Al-Ukhaidir Fortress

architect

 

location

50 km south of Karbala, Iraq

date

775 AD

style

Islamic Abbasid. The fortress exemplifies Abbasid architecture in Iraq by demonstrating the "despotic and the pleasure-loving character of the dynasty" in its grand size but cramped living quarters.

construction

Brick

type

Fortress
 
  The palace-fortress of Ukhaidir (or Ukhaydir) stands beside a wadi on the edge of the Arabian desert. It has a high external wall with round towers and a number of internal courtyards. The construction, in stone, was influenced by the style of the Sassanian (Persian) empire which had been overrun by Arab armies a century earlier. One can see Ukhaidir as a staging post on the road to the Alhambra.
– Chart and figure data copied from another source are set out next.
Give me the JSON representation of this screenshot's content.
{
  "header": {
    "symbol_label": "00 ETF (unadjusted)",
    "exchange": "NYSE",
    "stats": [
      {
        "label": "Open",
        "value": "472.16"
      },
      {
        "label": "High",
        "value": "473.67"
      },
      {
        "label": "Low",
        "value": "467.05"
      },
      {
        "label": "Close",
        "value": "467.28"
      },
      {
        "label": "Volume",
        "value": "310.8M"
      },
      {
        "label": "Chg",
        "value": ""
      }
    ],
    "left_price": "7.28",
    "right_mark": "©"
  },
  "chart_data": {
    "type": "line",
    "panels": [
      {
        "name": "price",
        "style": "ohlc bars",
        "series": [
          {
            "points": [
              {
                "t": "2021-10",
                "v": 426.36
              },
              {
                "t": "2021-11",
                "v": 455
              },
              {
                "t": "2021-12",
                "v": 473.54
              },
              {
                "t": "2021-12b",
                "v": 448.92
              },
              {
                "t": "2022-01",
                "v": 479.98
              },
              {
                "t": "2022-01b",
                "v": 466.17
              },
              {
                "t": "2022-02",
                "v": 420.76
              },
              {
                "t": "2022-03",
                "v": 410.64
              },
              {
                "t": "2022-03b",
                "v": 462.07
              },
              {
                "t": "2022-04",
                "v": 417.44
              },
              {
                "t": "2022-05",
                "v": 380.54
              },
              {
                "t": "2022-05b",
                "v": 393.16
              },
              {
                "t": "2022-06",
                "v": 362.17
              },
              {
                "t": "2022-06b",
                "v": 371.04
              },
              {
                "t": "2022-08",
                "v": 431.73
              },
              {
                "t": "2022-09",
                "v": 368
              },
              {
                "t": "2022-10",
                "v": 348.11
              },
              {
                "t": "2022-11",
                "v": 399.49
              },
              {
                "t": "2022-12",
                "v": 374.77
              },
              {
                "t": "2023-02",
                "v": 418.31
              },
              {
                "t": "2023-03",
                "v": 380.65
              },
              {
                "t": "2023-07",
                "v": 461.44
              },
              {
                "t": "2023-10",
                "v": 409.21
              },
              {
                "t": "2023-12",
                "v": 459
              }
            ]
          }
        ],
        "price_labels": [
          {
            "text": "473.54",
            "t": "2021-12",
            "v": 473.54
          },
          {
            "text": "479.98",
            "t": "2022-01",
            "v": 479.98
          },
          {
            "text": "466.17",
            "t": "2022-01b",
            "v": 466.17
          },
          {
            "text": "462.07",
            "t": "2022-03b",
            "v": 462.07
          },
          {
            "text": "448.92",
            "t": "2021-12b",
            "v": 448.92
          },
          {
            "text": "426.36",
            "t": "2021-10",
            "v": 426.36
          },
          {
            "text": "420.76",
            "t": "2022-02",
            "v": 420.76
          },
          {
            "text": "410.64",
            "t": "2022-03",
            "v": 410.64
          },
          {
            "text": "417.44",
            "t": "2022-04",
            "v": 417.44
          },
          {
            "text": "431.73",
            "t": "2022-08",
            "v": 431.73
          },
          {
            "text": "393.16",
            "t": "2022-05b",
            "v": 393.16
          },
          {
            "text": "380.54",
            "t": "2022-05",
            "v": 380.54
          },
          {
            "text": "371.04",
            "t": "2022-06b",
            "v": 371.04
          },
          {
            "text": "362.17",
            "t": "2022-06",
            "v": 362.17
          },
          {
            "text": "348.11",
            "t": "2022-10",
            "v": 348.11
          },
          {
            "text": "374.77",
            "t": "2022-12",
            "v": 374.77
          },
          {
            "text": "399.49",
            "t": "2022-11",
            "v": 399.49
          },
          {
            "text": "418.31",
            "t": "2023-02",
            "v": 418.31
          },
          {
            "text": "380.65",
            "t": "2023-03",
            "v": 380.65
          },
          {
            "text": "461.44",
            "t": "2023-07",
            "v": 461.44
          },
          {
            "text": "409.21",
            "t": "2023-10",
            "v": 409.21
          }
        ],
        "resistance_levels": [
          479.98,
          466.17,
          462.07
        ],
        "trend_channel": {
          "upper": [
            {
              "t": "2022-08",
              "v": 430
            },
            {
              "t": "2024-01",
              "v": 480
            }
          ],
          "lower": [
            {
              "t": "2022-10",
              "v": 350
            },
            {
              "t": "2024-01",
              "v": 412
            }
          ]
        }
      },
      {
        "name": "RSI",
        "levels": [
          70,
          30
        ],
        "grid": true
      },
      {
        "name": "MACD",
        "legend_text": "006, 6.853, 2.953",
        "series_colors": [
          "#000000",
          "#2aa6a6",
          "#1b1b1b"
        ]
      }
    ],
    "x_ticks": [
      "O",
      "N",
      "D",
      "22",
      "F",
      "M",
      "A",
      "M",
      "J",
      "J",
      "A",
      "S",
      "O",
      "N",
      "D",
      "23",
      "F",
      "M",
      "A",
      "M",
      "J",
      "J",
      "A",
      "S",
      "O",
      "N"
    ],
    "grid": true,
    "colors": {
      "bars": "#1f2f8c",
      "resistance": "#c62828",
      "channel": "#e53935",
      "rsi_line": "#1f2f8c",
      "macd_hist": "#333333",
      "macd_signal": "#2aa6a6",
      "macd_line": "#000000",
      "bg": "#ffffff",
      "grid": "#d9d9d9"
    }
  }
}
It encloses an outdoor space, but it is not a garden in the horticultural sense of the word.
 
 
 
   


The Fortress of Al-Ukhaidir or Abbasid palace of Ukhaider is located roughly 50 km south of Karbala, Iraq. It is a large, rectangular fortress erected in 775 AD with a unique defensive style. Constructed by the Abbasid caliph's As-Saffah's nephew Isa ibn Musa, Ukhaidir represents architectural innovation in the structures of its courtyards, residences and mosque. Excavations at Ukhaidir were conducted in the late 19th century by Gertrude Bell. Ukhaider was an important stop on regional trade routes, similar to Atshan and Mujdah. The complex comprises a primary hall, a big Iwan, a reception hall and servants quarters. The fortress exemplifies Abbasid architecture in Iraq by demonstrating the "despotic and the pleasure-loving character of the dynasty" in its grand size but cramped living quarters.